If decorations are any indication, we are already well into the holiday shopping season. Which means businesses that hope you spend eagerly have been ramping up their seasonal hiring.
With holiday sales expected to increase between 2.5% and 3.5% this year, the National Retail Federation estimates stores will need to hire 400,000 to 500,000 seasonal workers.
“It looks like hiring is back to kind of the pre-pandemic level, but on a year-by-year basis, that is actually a lower hiring level than last year,” said Ben Meadows, a professor of economics at the University of Alabama at Birmingham.
But unemployment is pretty low too, which means retailers are struggling to fill all those jobs this season.
One of the strategies, said the NRF’s Edwin Egee, is to keep things flexible.
“Many of my members go out of their way to make sure that their employees are accommodated in providing opportunities for them to work at and when they deem appropriate,” he said. That could mean flexible shifts or app-based scheduling.
Another strategy: Be more accommodating to different kinds of workers. Maybe that means luring retirees who want to make some extra cash over the holidays.

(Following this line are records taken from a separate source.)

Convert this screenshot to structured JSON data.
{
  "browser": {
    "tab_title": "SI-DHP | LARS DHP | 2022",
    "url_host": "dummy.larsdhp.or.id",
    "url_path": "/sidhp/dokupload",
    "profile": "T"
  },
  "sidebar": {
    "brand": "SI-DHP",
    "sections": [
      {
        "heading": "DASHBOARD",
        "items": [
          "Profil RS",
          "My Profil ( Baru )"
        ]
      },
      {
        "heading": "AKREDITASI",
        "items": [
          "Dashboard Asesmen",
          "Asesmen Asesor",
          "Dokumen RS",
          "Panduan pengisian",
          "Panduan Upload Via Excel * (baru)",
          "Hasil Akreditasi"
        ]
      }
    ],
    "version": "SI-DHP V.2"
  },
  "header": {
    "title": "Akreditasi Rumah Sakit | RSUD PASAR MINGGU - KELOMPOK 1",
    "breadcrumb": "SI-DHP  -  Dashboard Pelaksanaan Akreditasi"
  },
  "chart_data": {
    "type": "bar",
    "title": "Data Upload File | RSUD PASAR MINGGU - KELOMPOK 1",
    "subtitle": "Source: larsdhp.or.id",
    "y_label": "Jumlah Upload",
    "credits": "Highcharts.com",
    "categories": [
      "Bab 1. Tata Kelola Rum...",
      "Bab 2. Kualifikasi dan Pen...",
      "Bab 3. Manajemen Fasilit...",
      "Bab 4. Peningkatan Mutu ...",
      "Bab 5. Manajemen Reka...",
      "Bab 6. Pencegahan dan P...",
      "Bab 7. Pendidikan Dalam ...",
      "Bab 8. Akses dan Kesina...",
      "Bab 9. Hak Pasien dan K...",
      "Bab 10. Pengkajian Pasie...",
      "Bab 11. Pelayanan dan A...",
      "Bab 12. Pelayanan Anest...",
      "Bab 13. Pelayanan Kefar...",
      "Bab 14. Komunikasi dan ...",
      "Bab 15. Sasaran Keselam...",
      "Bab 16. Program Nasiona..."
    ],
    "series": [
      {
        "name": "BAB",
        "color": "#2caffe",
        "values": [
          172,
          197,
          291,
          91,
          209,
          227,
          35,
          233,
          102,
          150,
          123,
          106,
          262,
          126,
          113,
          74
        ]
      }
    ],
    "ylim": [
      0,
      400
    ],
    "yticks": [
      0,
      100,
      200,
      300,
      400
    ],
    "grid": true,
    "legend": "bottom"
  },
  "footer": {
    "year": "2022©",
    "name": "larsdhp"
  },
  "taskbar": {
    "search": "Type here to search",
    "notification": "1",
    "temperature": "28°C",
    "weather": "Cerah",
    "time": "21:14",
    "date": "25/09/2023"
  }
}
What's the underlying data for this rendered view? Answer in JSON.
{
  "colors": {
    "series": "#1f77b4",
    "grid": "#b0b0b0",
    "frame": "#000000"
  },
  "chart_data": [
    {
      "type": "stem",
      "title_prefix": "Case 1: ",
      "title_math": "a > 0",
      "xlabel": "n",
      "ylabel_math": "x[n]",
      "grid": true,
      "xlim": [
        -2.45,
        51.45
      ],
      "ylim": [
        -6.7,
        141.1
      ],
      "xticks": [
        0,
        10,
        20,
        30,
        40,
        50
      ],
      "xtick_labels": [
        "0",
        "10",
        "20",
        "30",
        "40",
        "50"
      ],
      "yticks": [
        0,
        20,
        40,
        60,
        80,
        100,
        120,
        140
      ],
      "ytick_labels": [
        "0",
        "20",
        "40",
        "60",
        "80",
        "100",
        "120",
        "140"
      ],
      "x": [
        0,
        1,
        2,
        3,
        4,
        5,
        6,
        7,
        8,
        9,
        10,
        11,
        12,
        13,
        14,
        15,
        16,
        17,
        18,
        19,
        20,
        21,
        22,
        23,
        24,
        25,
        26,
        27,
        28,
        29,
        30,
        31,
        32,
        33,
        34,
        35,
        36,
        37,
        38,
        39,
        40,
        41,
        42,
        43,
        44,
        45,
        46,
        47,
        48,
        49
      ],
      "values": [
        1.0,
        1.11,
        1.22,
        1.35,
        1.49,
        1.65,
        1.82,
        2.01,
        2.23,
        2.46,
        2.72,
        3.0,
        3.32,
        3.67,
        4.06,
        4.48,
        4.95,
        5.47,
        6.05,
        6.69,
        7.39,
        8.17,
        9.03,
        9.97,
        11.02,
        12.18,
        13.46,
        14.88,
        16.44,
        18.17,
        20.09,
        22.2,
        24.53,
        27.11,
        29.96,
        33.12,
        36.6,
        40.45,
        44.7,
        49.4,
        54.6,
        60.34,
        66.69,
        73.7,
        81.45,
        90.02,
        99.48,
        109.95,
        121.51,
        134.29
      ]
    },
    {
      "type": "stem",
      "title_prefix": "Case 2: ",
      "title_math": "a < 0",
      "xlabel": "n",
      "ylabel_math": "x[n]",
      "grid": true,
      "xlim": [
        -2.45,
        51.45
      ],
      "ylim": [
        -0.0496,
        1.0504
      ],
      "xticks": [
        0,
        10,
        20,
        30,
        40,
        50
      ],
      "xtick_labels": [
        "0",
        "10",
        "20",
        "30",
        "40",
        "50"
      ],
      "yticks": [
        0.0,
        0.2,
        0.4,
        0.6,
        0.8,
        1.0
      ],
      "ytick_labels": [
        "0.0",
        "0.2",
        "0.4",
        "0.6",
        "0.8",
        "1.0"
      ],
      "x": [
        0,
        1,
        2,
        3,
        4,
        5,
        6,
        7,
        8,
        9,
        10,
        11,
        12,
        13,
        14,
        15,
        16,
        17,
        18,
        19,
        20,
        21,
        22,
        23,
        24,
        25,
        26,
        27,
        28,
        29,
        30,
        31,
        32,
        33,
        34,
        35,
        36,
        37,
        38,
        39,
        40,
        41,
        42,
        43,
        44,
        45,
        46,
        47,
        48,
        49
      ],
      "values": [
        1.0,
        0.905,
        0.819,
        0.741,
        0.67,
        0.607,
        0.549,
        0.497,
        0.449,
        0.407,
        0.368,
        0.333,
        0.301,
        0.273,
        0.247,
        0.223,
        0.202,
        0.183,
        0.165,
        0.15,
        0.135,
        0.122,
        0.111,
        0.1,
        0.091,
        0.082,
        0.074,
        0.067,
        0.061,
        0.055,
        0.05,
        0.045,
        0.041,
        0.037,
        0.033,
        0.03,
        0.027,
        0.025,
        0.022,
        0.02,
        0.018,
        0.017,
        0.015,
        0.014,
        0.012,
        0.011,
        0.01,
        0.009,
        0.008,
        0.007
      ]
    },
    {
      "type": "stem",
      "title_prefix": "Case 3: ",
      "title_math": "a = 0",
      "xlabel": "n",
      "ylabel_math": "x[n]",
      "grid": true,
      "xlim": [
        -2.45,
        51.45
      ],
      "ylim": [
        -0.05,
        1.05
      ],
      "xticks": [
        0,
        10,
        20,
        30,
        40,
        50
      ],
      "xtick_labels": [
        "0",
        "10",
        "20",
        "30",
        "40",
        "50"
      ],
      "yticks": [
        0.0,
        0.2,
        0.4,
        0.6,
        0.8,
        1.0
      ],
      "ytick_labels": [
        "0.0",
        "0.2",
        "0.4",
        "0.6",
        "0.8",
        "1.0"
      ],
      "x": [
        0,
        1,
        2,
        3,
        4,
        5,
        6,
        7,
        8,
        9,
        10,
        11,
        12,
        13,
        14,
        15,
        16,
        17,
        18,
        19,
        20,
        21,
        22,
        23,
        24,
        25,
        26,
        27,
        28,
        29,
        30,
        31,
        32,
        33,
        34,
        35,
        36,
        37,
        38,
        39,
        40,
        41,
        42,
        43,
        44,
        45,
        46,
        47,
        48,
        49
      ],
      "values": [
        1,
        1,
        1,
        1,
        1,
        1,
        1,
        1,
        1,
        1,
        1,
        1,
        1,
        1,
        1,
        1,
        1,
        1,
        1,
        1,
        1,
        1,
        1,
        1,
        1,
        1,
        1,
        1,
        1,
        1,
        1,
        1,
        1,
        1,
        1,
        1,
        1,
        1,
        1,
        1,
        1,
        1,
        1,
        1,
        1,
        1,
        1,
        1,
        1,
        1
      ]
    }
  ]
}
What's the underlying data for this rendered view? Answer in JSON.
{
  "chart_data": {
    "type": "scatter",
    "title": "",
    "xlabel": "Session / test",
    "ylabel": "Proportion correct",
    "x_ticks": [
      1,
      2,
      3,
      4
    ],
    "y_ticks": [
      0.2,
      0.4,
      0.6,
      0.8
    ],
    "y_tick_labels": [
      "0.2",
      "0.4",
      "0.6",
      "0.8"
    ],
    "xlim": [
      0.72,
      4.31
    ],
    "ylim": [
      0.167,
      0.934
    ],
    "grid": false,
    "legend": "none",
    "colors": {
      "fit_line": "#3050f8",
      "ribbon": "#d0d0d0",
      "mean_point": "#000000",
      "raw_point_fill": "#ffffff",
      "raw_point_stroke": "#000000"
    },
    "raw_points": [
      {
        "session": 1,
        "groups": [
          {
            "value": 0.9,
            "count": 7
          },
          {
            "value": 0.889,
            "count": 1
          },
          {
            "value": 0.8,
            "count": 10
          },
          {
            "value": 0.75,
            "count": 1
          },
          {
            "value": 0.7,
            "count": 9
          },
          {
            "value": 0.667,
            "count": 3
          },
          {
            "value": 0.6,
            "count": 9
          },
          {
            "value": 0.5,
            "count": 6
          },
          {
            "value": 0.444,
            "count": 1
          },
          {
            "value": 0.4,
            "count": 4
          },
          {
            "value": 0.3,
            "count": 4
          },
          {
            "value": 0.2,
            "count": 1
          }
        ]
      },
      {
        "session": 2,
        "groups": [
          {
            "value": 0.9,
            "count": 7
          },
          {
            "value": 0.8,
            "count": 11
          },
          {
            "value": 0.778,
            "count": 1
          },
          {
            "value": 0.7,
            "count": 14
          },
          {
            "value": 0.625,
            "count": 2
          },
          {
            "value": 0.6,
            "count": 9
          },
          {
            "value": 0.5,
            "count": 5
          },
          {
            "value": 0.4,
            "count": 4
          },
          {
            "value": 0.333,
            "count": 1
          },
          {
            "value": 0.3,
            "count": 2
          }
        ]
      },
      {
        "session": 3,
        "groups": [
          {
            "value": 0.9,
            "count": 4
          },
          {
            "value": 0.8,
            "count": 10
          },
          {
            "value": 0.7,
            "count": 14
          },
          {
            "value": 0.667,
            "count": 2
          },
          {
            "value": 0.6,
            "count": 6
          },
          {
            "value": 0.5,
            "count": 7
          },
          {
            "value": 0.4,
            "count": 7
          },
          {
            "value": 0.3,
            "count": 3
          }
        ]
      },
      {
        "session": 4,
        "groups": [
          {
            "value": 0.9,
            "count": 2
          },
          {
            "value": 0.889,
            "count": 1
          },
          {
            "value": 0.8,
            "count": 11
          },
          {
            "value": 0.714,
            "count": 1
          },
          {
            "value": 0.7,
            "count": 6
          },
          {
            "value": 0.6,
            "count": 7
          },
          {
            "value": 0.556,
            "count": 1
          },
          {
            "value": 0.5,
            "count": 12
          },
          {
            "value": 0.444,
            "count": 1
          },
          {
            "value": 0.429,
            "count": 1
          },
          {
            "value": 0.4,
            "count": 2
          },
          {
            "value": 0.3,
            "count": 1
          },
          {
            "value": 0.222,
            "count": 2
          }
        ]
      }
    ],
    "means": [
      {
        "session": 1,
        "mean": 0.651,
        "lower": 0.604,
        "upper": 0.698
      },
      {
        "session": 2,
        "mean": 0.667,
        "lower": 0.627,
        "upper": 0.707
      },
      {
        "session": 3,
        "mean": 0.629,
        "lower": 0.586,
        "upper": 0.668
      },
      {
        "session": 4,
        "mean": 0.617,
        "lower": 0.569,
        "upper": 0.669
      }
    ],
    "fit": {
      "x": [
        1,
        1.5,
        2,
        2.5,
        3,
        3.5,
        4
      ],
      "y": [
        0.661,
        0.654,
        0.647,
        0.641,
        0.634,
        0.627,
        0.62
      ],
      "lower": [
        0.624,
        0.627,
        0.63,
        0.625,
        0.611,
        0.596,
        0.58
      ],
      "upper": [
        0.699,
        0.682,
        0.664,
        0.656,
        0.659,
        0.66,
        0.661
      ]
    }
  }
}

Plus: “Certainly on the disability front, many of our members have been very aggressive in going out to disabled workers and trying to accommodate them in the workplace,” Egee said.
To get those goods to consumers, temp workers are needed for many types of jobs over the holidays. “Transportation, warehousing, retail, obviously — these are the biggest areas,” said James Atkinson with the Society for Human Resource Management.
“We have seen kind of a larger percentage of retail hires this year compared to some of the recent years, so a larger percentage of the overall seasonal hiring,” he added.
And more of those jobs are in e-commerce rather than brick-and-mortar shops. In other words, Santa’s elves may be as likely to pack a box at the warehouse as ring you up at the cash register.